Jim Collins followed up his all time best selling leadership book Good to Great with this incredible work on why some of these once great companies now have fallen as well. He writes, “Whether you prevail or fail, endure or die, depends more on what you do to yourself than on what the world does to you.”
Based on his thorough teams research there are five major stages that lead to failure:
- Hubris Born of Success: This stage kicks in when people become arrogant, regarding success virtually as an entitlement, and they lose sight of the true underlying factors that created success in the first place.
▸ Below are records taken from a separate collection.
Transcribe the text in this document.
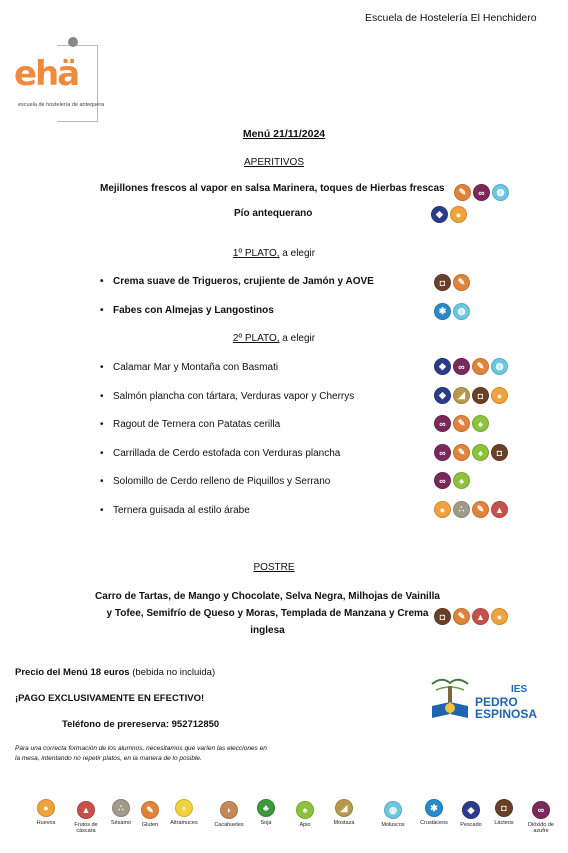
Escuela de Hostelería El Henchidero
ehä
escuela de hostelería de antequera
Menú 21/11/2024
APERITIVOS
Mejillones frescos al vapor en salsa Marinera, toques de Hierbas frescas	✎	∞	◍
Pío antequerano	◆	●
1º PLATO, a elegir
• Crema suave de Trigueros, crujiente de Jamón y AOVE	◘	✎
• Fabes con Almejas y Langostinos	✱	◍
2º PLATO, a elegir
• Calamar Mar y Montaña con Basmati	◆	∞	✎	◍
• Salmón plancha con tártara, Verduras vapor y Cherrys	◆	◢	◘	●
• Ragout de Ternera con Patatas cerilla	∞	✎	♠
• Carrillada de Cerdo estofada con Verduras plancha	∞	✎	♠	◘
• Solomillo de Cerdo relleno de Piquillos y Serrano	∞	♠
• Ternera guisada al estilo árabe	●	∴	✎	▲
POSTRE
Carro de Tartas, de Mango y Chocolate, Selva Negra, Milhojas de Vainilla y Tofee, Semifrío de Queso y Moras, Templada de Manzana y Crema inglesa
◘	✎	▲	●
Precio del Menú 18 euros (bebida no incluida)
¡PAGO EXCLUSIVAMENTE EN EFECTIVO!
Teléfono de prereserva: 952712850
Para una correcta formación de los alumnos, necesitamos que varíen las elecciones en la mesa, intentando no repetir platos, en la manera de lo posible.
IES
PEDRO
ESPINOSA
●
Huevos
▲
Frutos de cáscara
∴
Sésamo
✎
Gluten
∘
Altramuces
◗
Cacahuetes
♣
Soja
♠
Apio
◢
Mostaza
◍
Moluscos
✱
Crustáceos
◆
Pescado
◘
Lácteos
∞
Dióxido de azufre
- Undisciplined Pursuit of More: Companies in this stage stray from the disciplined creativity that led them to greatness in the first place, making undisciplined leaps into areas where they cannot be great or growing faster than they can achieve with excellence, or both.
- Denial of Risk and Peril: At this stage leaders discount negative data, amplify positive data and start to blame external factors for setbacks rather than accept responsibility.
- Grasping for Salvation: The sharp decline now becomes visible to all and the common saviors include a charismatic visionary leader, a bold but untested strategy, a radical transformation, a dramatic cultural revolution, a hoped-for blockbuster product or maybe game changing acquisition.
- Capitulation to Irrelevance or Death: At this stage accumulated setbacks and expensive false starts erode financial strength and individual spirit to such an extent that leaders abandon all hope of building a great future.
All companies go through ups and downs but if you are willing to admit your mistakes and make the necessary changes early then this death spiral cannot only be overcome it can be avoided entirely.